Characteristics of PN junction diode in forward bias
- When the positive terminal or end of the external battery is connected to the positive pole or the positive side, and the negative terminal is connected to the negative pole or negative side, then the potential difference is in the opposite direction to the barrier potential.
- When the PN junction is forward biased, the applied positive potential repels the holes in the P region or positive region, and the applied negative potential repels the electron in the negative region, so the charge moves towards the junction.
- As soon as the forward bias becomes greater than the potential barrier of the junction, the forward current increases linearly.
- In forward bias, when the current increases linearly and rapidly over the knee voltage, there is a variation in current, with the increase of forward bias being extremely slow below the knee voltage.
- In forward bias in PN junction, the depletion layer becomes thin because the polarity of the external DC source opposes the fictitious battery that developed the junction.
- It results in the potential drop across the junction and makes the depletion layer thin, which, at a loss, leads to the low resistance of the junction diode.
The action of the P-N junction
A p-n junction diode is forward biased when the positive side and the negative side are connected to positive and negative terminals of the battery, respectively.
In forward biased PN junction diodes, the electrons travel from the negative terminal of the battery into the inside of the diode, and it crosses over the P site to combine with the holes.

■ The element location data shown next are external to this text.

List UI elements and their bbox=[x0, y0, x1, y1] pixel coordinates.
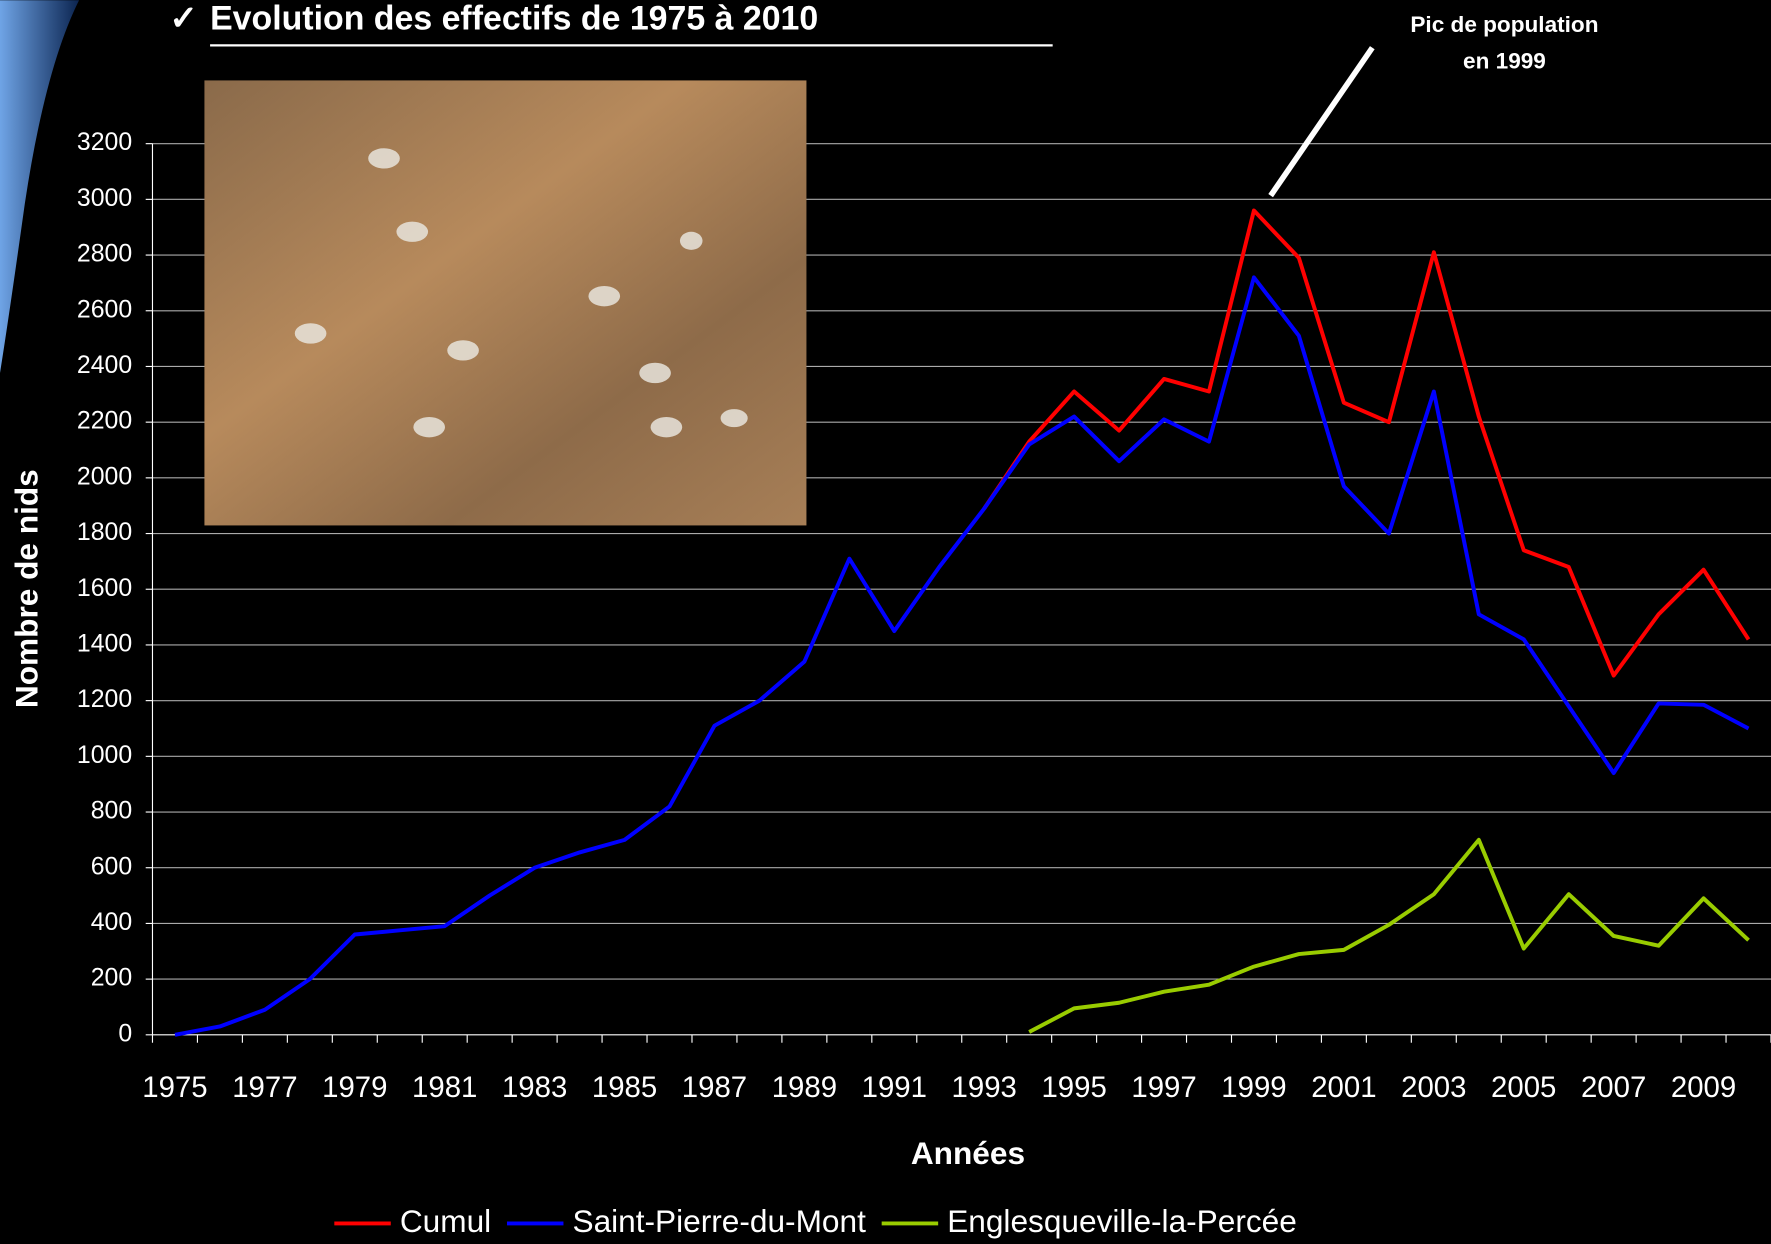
chart-title: Evolution des effectifs de 1975 à 2010 bbox=[210, 0, 818, 38]
y-tick-label: 0 bbox=[118, 1020, 132, 1047]
annotation: en 1999 bbox=[1463, 48, 1546, 73]
x-tick-label: 1993 bbox=[952, 1071, 1017, 1104]
x-tick-label: 1989 bbox=[772, 1071, 837, 1104]
y-tick-label: 2800 bbox=[77, 241, 132, 268]
x-tick-label: 1975 bbox=[142, 1071, 207, 1104]
annotation: Pic de population bbox=[1410, 12, 1598, 37]
y-tick-label: 1800 bbox=[77, 519, 132, 546]
y-tick-label: 3200 bbox=[77, 129, 132, 156]
x-tick-label: 2005 bbox=[1491, 1071, 1556, 1104]
y-tick-label: 1400 bbox=[77, 631, 132, 658]
x-tick-label: 1991 bbox=[862, 1071, 927, 1104]
y-tick-label: 2600 bbox=[77, 296, 132, 323]
legend: Cumul Saint-Pierre-du-Mont Englesqueville-… bbox=[334, 1203, 1297, 1239]
y-tick-label: 2000 bbox=[77, 463, 132, 490]
x-tick-label: 1987 bbox=[682, 1071, 747, 1104]
x-tick-label: 2001 bbox=[1311, 1071, 1376, 1104]
x-tick-label: 1979 bbox=[322, 1071, 387, 1104]
slide: ✓ Evolution des effectifs de 1975 à 2010… bbox=[0, 0, 1771, 1244]
x-tick-label: 1999 bbox=[1221, 1071, 1286, 1104]
legend-label: Saint-Pierre-du-Mont bbox=[572, 1203, 866, 1239]
y-tick-label: 1600 bbox=[77, 575, 132, 602]
y-tick-label: 3000 bbox=[77, 185, 132, 212]
page: ✓ Evolution des effectifs de 1975 à 2010… bbox=[0, 0, 1771, 1244]
x-tick-label: 1981 bbox=[412, 1071, 477, 1104]
legend-label: Englesqueville-la-Percée bbox=[947, 1203, 1297, 1239]
y-tick-label: 1200 bbox=[77, 686, 132, 713]
y-tick-label: 600 bbox=[91, 853, 132, 880]
y-tick-label: 800 bbox=[91, 798, 132, 825]
x-tick-label: 2009 bbox=[1671, 1071, 1736, 1104]
x-tick-label: 1985 bbox=[592, 1071, 657, 1104]
x-tick-label: 2007 bbox=[1581, 1071, 1646, 1104]
y-tick-label: 400 bbox=[91, 909, 132, 936]
y-axis-title: Nombre de nids bbox=[9, 469, 45, 708]
x-tick-label: 1977 bbox=[232, 1071, 297, 1104]
x-tick-label: 2003 bbox=[1401, 1071, 1466, 1104]
y-tick-label: 2200 bbox=[77, 408, 132, 435]
y-tick-label: 1000 bbox=[77, 742, 132, 769]
x-axis-title: Années bbox=[911, 1135, 1025, 1171]
legend-label: Cumul bbox=[400, 1203, 491, 1239]
x-tick-label: 1995 bbox=[1041, 1071, 1106, 1104]
x-tick-label: 1983 bbox=[502, 1071, 567, 1104]
x-tick-label: 1997 bbox=[1131, 1071, 1196, 1104]
title-check: ✓ bbox=[169, 0, 197, 38]
y-tick-label: 2400 bbox=[77, 352, 132, 379]
photo bbox=[204, 80, 806, 525]
y-tick-label: 200 bbox=[91, 965, 132, 992]
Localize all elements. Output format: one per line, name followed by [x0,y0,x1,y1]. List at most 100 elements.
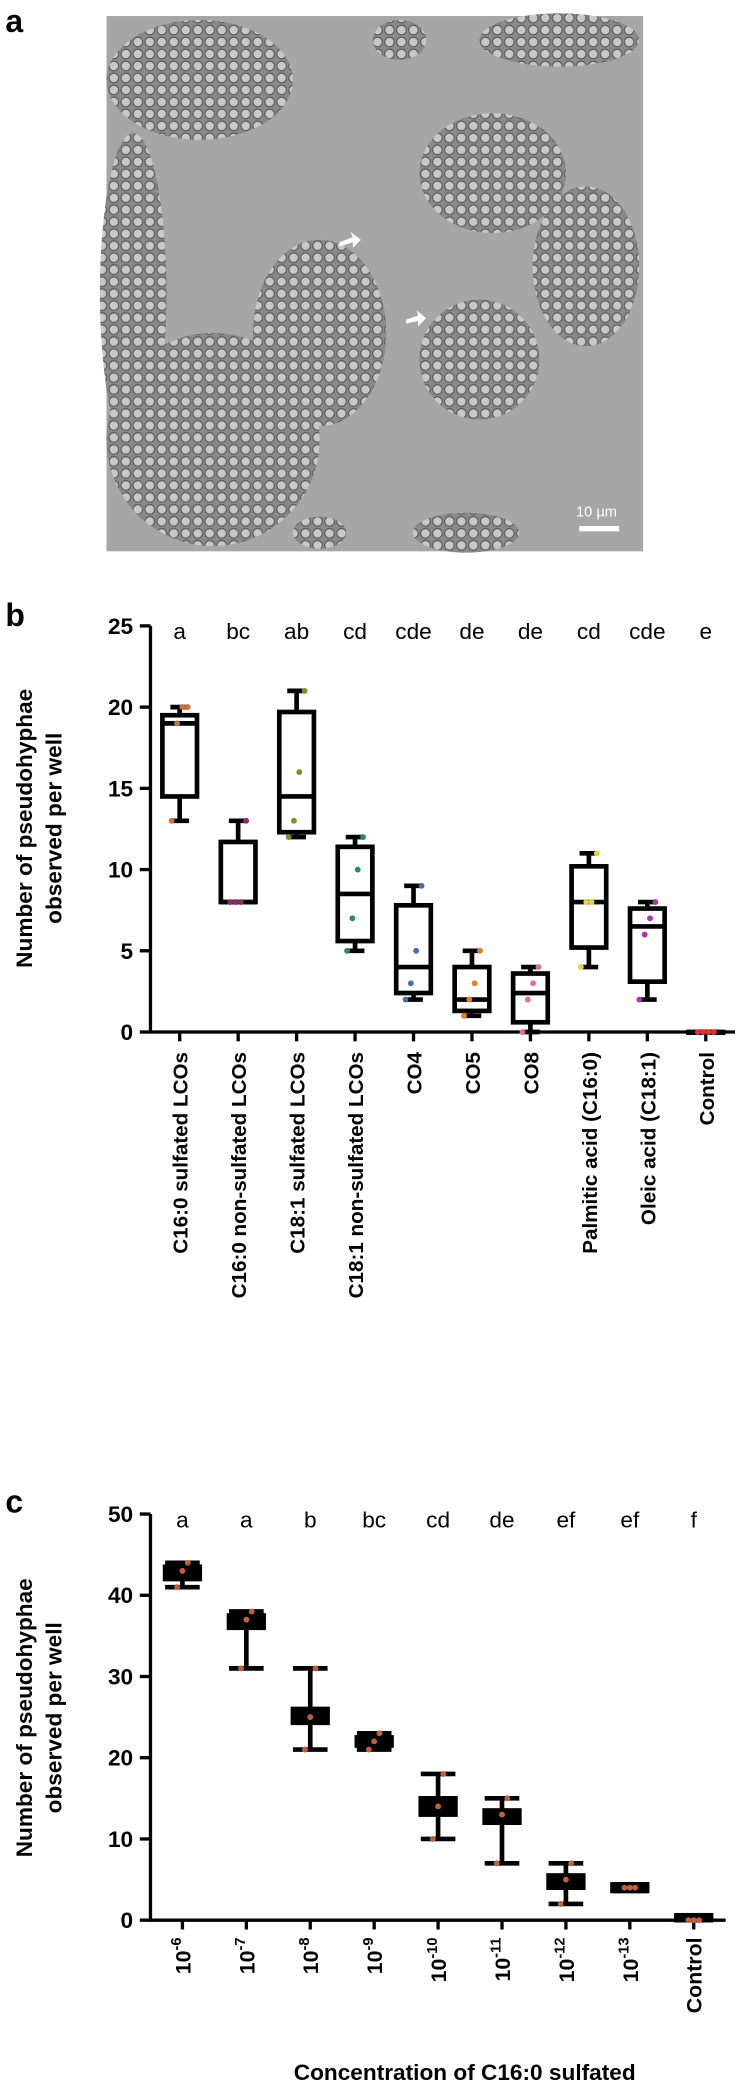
significance-letter: a [173,619,186,644]
x-tick-label: 10-11 [489,1937,515,1981]
y-tick-label: 20 [108,695,133,720]
significance-letter: a [240,1507,253,1532]
data-point [466,996,473,1003]
y-tick-label: 5 [121,939,134,964]
significance-letter: e [699,619,712,644]
data-point [184,704,191,711]
significance-letter: cd [577,619,601,644]
data-point [349,915,356,922]
x-tick-label-base: 10 [555,1959,579,1983]
y-tick-label: 10 [108,1827,133,1852]
data-point [504,1795,511,1802]
x-tick-label-exponent: -9 [361,1937,377,1950]
data-point [307,1714,314,1721]
data-point [227,899,234,905]
data-point [577,964,584,970]
significance-letter: bc [362,1507,386,1532]
data-point [243,1616,250,1623]
panel-label: a [5,3,23,39]
data-point [710,1029,717,1035]
x-tick-label-exponent: -11 [489,1937,505,1957]
x-tick-label: Control [696,1052,719,1125]
data-point [402,996,409,1003]
data-point [647,915,653,922]
y-axis-title: Number of pseudohyphae [12,689,37,968]
x-tick-label-exponent: -6 [169,1937,185,1950]
data-point [632,1884,639,1891]
x-tick-label-exponent: -7 [233,1937,249,1950]
data-point [371,1738,378,1745]
data-point [413,947,420,954]
data-point [696,1917,702,1924]
data-point [232,899,239,905]
box [160,712,200,799]
significance-letter: cd [426,1507,450,1532]
x-tick-label-base: Control [683,1937,707,2013]
data-point [296,769,303,776]
data-point [360,834,366,841]
x-tick-label-exponent: -13 [616,1937,632,1958]
data-point [285,834,292,841]
significance-letter: b [304,1507,317,1532]
significance-letter: cde [629,619,665,644]
data-point [168,817,175,824]
significance-letter: ef [620,1507,640,1532]
y-tick-label: 30 [108,1664,133,1689]
data-point [477,947,483,954]
data-point [291,817,297,824]
data-point [626,1884,633,1891]
box [627,906,667,984]
data-point [418,882,425,889]
data-point [652,899,659,905]
data-point [429,1836,436,1842]
x-tick-label-exponent: -12 [553,1937,569,1958]
data-point [174,1584,181,1591]
box [218,839,258,905]
x-tick-label: CO4 [404,1051,427,1094]
significance-letter: ab [284,619,309,644]
data-point [621,1884,628,1891]
data-point [237,899,244,905]
x-tick-label: Oleic acid (C18:1) [637,1052,660,1225]
x-tick-label-base: 10 [427,1959,451,1983]
data-point [184,1559,191,1566]
box [276,709,317,835]
data-point [705,1029,712,1035]
significance-letter: ef [556,1507,576,1532]
x-tick-label: C18:1 sulfated LCOs [287,1052,310,1254]
y-tick-label: 40 [108,1583,133,1608]
x-tick-label: CO8 [520,1052,543,1094]
data-point [354,866,361,873]
data-point [562,1876,569,1883]
x-tick-label-exponent: -10 [425,1937,441,1958]
x-tick-label: C16:0 non-sulfated LCOs [228,1052,251,1298]
data-point [557,1900,564,1907]
data-point [493,1860,500,1867]
significance-letter: f [691,1507,698,1532]
data-point [179,1567,186,1574]
data-point [588,899,595,905]
x-tick-label-base: 10 [171,1950,195,1974]
x-tick-label: 10-9 [361,1937,387,1974]
x-tick-label-base: 10 [235,1950,259,1974]
data-point [248,1608,255,1615]
x-tick-label-base: 10 [363,1950,387,1974]
x-tick-label: 10-6 [169,1937,195,1974]
data-point [461,1012,467,1019]
x-tick-label-base: 10 [299,1950,323,1974]
box [393,902,434,996]
data-point [312,1665,319,1672]
y-tick-label: 15 [108,776,133,801]
x-tick-label: 10-13 [616,1937,642,1982]
data-point [535,964,542,970]
significance-letter: cde [395,619,431,644]
significance-letter: de [459,619,484,644]
x-tick-label: 10-10 [425,1937,451,1982]
box [452,964,492,1014]
data-point [179,704,186,711]
box [569,863,609,950]
data-point [301,1746,308,1753]
data-point [301,687,308,694]
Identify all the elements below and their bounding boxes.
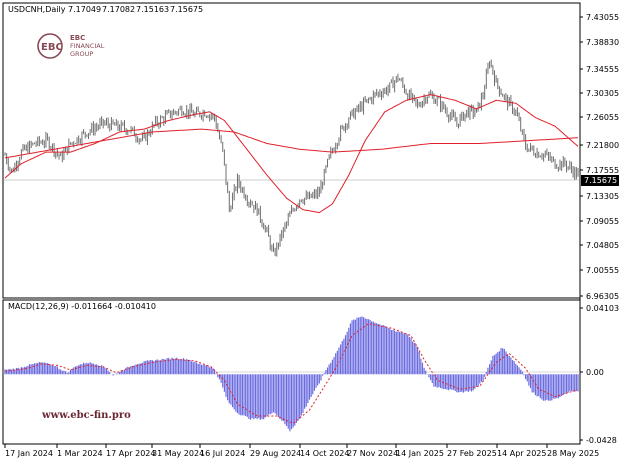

Then electrons are emitted from the P side p positive terminal of the battery. This produces more free holes that can travel over the inside, and then it combines with the electrons. Thus, the depletion layer, along with the barrier potential of the junction, decreases and then decreases the overall resistance of the diode.
Conclusion
In a PN junction, when forward biased is increased even slightly beyond the safe limit, it will get damaged. It is because of the large number of charge carriers in forward current. Although charge carriers acquire very small kinetic energy and can produce a very small amount of heat, the total heat generated by all carriers is good enough to rupture the covalent bond. According to our PN junction notes, when a PN junction is forward biased, the width of the depletion layer decreases; as a result, it offers low resistance during forward bias.
The flow of majority carriers across the junction from both the sections of the junction diode is responsible for forward current.